Bedrohtes Weltkulturerbe Die Geschichte der Videospiele droht zu verschwinden

Von Dirk Jacquemien

15.7.2023

Nintendo bietet viele klassische Videospiele noch selbst an. Doch die grosse Mehrheit der Videospiele droht zu verschwinden.
Nintendo bietet viele klassische Videospiele noch selbst an. Doch die grosse Mehrheit der Videospiele droht zu verschwinden.
Bild: Imago

Videospiele sind inzwischen ein Kulturgut. Doch nun droht ihre Geschichte in Vergessenheit zu geraten

Von Dirk Jacquemien

15.7.2023

Videospiele sind aus der modernen Kultur nicht mehr wegzudenken. Nicht nur junge Menschen verbringen mit ihnen öfters mehr Zeit als mit Büchern oder Filmen. Der Einfluss von Videospielen beschränkt sich dabei nicht auf ihr ursprüngliches Medium. Der bisher erfolgreichste Film in 2023 ist mit «The Super Mario Bros. Movie» eine Videospielverfilmung.

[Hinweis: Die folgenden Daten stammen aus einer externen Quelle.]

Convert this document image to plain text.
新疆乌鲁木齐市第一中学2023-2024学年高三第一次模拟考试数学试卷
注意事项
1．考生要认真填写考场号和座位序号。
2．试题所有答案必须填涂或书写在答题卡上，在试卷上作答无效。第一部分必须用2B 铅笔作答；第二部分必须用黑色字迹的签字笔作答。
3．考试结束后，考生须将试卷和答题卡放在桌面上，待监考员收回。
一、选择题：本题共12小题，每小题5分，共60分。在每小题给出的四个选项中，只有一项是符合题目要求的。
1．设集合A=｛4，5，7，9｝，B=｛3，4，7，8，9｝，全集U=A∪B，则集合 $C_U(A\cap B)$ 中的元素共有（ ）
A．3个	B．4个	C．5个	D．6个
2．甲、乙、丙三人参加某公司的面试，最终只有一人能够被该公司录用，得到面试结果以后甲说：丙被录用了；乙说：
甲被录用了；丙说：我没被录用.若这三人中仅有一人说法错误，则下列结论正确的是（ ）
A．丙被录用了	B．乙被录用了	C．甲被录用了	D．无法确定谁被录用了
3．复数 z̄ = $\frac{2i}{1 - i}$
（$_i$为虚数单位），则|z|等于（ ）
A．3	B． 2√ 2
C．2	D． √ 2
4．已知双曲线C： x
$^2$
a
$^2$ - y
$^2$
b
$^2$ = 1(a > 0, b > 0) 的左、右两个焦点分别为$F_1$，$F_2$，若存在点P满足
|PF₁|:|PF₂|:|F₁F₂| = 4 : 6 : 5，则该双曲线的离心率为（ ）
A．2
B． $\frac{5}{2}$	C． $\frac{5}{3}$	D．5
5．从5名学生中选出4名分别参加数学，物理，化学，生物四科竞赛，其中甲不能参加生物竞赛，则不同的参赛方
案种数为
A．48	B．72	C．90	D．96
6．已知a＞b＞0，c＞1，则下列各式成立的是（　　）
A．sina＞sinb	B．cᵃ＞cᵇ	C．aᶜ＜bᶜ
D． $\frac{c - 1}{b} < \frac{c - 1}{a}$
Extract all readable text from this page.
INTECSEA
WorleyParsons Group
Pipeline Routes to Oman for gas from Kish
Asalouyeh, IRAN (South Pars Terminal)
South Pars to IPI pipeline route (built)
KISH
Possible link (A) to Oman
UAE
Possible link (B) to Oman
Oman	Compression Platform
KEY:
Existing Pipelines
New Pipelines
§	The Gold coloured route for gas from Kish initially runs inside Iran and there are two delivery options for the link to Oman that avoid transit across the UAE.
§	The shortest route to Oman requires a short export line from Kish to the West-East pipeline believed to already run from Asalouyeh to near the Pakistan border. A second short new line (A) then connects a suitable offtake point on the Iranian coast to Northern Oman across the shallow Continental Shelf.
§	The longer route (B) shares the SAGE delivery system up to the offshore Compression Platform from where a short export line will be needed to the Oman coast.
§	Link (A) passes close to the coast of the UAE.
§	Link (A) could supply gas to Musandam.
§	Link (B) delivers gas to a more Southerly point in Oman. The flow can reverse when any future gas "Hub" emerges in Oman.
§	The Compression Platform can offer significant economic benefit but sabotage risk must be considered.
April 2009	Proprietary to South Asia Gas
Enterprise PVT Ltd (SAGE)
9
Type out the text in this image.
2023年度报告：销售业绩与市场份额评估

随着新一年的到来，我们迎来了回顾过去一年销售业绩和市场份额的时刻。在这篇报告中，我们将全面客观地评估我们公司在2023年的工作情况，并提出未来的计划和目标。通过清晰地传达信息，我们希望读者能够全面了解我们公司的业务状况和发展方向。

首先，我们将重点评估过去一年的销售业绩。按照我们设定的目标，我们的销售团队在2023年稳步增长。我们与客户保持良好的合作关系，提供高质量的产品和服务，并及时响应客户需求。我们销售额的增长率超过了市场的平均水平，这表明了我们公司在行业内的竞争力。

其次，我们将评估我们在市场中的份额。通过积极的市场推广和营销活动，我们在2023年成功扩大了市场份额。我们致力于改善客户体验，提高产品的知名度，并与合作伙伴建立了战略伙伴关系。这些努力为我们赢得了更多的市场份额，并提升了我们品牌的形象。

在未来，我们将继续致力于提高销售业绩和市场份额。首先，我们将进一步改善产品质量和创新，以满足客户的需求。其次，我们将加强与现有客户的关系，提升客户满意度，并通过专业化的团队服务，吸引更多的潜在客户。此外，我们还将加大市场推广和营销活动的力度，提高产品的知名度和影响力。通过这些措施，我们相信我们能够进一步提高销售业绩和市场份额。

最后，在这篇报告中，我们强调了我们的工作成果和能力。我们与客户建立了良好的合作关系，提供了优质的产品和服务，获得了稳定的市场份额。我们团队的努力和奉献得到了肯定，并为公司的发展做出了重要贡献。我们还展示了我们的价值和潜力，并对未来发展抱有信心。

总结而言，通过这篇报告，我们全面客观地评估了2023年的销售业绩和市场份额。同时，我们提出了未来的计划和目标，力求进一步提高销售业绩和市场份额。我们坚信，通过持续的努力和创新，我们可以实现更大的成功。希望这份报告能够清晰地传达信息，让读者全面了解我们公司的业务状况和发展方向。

Und obwohl Videospiele immer noch als etwas Neuartiges wahrgenommen werden, haben sie inzwischen eine beträchtliche Geschichte hinter sich. Doch diese droht nun in Vergessenheit zu geraten, wie eine Studie der Video Game History Foundation und des Software Preservation Network enthüllt.

Retro-Games sind (teilweise) ein grosses Geschäft

Hierbei wurden 1500 vor 2010 veröffentliche Videospiele untersucht. Nur noch 13 Prozent davon waren noch kommerziell verfügbar, der Rest lässt sich nur noch mit Glück gebraucht in Privatsammlungen oder als illegaler Download auf diversen Plattformen finden. 87 Prozent der Videospiele drohen somit für zukünftige Generationen verloren zu gehen.

Dabei gibt es eigentlich ein grosses, auch kommerzielles Interesse an alten Videospielen. So wurde etwa eine noch in Originalverpackung befindliche Kopie von «Super Mario Bros» aus dem Jahre 1985 für zwei Millionen Dollar verkauft. Regelmässig gibt es Neuauflagen von beliebten Titeln.

Breite Masse an Videospielen versinkt

Doch der breiten Masse an Videospielen, bei der eine Neuauflage unwirtschaftlich wäre, hilft dies nicht. Sie für die Nachwelt zu erhalten, ist um einiges schwieriger, als dies beispielsweise für Bücher der Fall ist.

Da ist natürlich der technische Aspekt. Um ein Videospiel in seiner ursprünglichen Form zu spielen, ist die entsprechende Konsole oder ein zeitgenössisch veröffentlichter Computer nötig.

Emulatoren, die eine Konsole oder einen alten PC auf modernen Geräten nachempfinden können, gibt es zwar zuhauf, sie legal zu nutzen, ist aber meist unmöglich. So bieten viele mit einfacher Google-Suche zu findende Plattformen digitale Kopien von Retro-Spielen zum kostenlosen Download an, in fast allen Fällen begeht man hier aber eine Urheberrechtsverletzung.

Bibliotheken sollen sich Videospielen annehmen

«Wo kein Kläger, da kein Richter» trifft allerdings auch hier zu, sodass die Verbreitung von Videospielen, die von ihren Urheber*innen nicht mehr selbst vertrieben werden, in der Regel toleriert wird. Dennoch ist es natürlich ein unbefriedigender Zustand, dass so grosse Teile der Videospiel-Geschichte nur auf genau genommen illegalen Wege zugänglich sind.

Die Studie schlägt daher vor, dass Bibliotheken stärker eingebunden werden müssen. In vielen Ländern ist es etwa gesetzlich vorgeschrieben, dass Buchverlage ein Exemplar jedes neu veröffentlichen Titels der jeweiligen Nationalbibliothek zur Verfügung stellen. In der Schweiz erfolgt das durch eine freiwillige Vereinbarung zwischen der Buchindustrie und der Nationalbibliothek.

Videospiel-Industrie sträubt sich

Um Videospiele angemessen zu archivieren, ist allerdings noch verstärkte Kooperation der Industrie nötig. Denn es ist in der Regel notwendig, Videospiele von ihrem ursprünglichen Speichermedium zu kopieren, um sie auf modernen Computern zum Laufen zu bringen.

Die Videospiel-Industrie in den USA lobbyiert aber beispielsweise dagegen, eine Umgehung des Kopierschutzes, den inzwischen quasi alle Videospiele haben, für Archivierungszwecke gesetzlich zu erlauben.